BioShock: Rapture is a tie-in Prequel to the video games BioShock and BioShock 2. It was written by John Shirley and released by Tor Books.The novel goes into detail about everything mentioned in the games' Apocalyptic Logs. After World War II Andrew Ryan designs the underwater city of Rapture to escape from the various people he percieves as parasites who want to take from the common man, and invites the best and brightest to live with him. But several problems soon arise: an increase in population leads to a need for more housing; a less educated group of people are brought in to build new housing but are then left to fend for themselves, creating a large underclass. Resources run short when the initial residents do not feel like being totally self-sufficent.All this creates unrest among the populace, which is made worse with the discovery and widespread distribution of ADAM. Eventually Rapture erupts into civil war and the city falls apart.
Asshole Victim: The book has a few over the course of its run. A few notable examples include:
The cutthroat owner of a grocery store and a trash collection outfit drives a rival grocer out of business, gloating about it when Ryan refuses to help. It's hard to pity him when said rival takes a gun and shoots him.
Greavy, one of Rapture's city council, speaks quite dismissively of the misfortunes of the working class who are suffering in Rapture. He's practically asking for death from Splicers, which is exactly what happens.
Cavendish, a Dirty Cop of the highest order, gets gunned down by fellow officer Karlosky.
Body Horror: Attention is called to the deformities that Splicers suffer from, along with the destructive effects that Plasmids cause when used on their victims. And that's not counting the experimental subjects that Plasmids were tested out on...
Bittersweet Ending: Bill tries to escape and fails, resulting in his execution, but his wife and daughter make it to the surface to live a happy life.

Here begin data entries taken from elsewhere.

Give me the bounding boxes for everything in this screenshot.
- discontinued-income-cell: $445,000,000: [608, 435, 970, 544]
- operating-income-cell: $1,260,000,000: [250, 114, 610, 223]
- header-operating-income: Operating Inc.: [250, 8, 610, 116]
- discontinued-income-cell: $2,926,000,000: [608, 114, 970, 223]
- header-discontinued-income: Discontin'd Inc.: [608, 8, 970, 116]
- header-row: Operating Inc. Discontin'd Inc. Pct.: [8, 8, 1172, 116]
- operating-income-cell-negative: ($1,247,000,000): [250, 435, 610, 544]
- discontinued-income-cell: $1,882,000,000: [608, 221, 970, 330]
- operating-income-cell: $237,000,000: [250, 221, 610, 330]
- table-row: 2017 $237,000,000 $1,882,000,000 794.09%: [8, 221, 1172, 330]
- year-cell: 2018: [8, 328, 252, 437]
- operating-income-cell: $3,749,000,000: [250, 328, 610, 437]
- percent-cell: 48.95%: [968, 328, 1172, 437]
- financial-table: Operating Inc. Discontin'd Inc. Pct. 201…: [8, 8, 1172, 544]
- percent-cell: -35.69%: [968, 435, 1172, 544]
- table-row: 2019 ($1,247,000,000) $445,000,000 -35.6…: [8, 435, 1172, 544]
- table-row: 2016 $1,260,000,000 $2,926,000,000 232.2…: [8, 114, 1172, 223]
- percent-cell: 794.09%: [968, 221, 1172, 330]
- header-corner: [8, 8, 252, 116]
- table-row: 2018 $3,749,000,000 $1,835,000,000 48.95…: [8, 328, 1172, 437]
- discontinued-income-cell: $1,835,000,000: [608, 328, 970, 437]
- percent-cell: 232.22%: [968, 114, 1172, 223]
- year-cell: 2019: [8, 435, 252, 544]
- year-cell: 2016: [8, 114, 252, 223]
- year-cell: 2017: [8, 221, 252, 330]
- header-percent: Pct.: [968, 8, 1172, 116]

Blackmail Is Such an Ugly Word: Implied In the last meeting between Fontaine and Ryan, as Fontaine subtly tells Ryan to stay out of his way, or he'll make him and Ryan knows exactly what's going on.
Call Forward: Pretty much every character except Andrew Ryan makes a comment about some flaw in Rapture that will eventually make it the mess Jack finds it to be in by the time of the game.
When Bill McDonagh first meets Sander Cohen, Cohen invites Ryan to a gallery show specializing in tableau vivant art that he is holding in Greenwich Village.
Canon Foreigner: Elaine and Sophie McDonagh have no counterpart in the games, presumably so that the reader will have at least a couple of major characters in the book whose fate is genuinely uncertain.
Dead Person Impersonation: Frank the conman kills the real Frank Fontaine and steals his identity and fishing business, which he uses to get into Rapture.
Decoy Leader: Frank gets Steinman to make one of his henchmen to look like him so he will take the bullet in the upcoming raid and Frank can go underground as Atlas.
Driven to Suicide: Mariska and Samuel Lutz after seeing their daughter as a Little Sister via overdose, along with Sullivan who shoots himself over the guilt of killing Anna Culpepper.
Likewise the shopkeeper who has his business being run into the ground by a rival who also owns the trash collection company and thus refuses to pick up the trash from the former's store to drive him out of business. When Ryan refuses to help, The shopkeeper shoots the rival then turns the gun on himself.
Establishing Character Moment: Andrew Ryan is first introduced railing against miners on strike, Frank Fontaine is conning a guy out of his business using an alias, and Sander Cohen is starring in a terrible show.
Even Evil Has Standards: Fontaine is at first genuinely creeped out by the methods Suchong and Tenenbaum come up with for producing more ADAM. He gets over it when he realizes how much money can be made, however.
He also gets angry when Ryan implies that Fontaine putting so much interest in young girl orphans is because of a sexual nature.
Foreshadowing: Alot of it to later events in the story as well as the games
Four Lines, All Waiting: The narrative switches between Andrew Ryan, Bill McDonagh, Frank Fontaine, Sander Cohen, Brigid Tenenbaum, Sofia Lamb, Sander Cohen, Dr. Steinman, Sullivan, and occasionally minor characters.
Gilligan Cut: When hearing about a emergency involving sabotage, Andrew Ryan guesses that Bill is already dealing with it. Cut to Bill (knee-deep in water) wondering how on earth he's going to deal with the emergency.
Honor Before Reason: As Rapture begins to turn into a dictatorship, Bill Mc Donagh admits what's happening, but can't bring himself to abandon Andrew Ryan. It doesn't last forever, though, and he finally decides to try and escape with his family.
Only Sane Man: Bill McDonagh, the closest thing this book has to a protagonist. Especially apparent when all the other characters start going from deluded to insane. Even moreso his wife Elaine, who points out problems with Rapture right at the beginning.
Fontaine: What I'm here for really is to tell you that if you leave me alone, I'll leave you alone. All that recruiting you're guessing about won't come and bite you in the ass. If. You Back. The fuck.Off!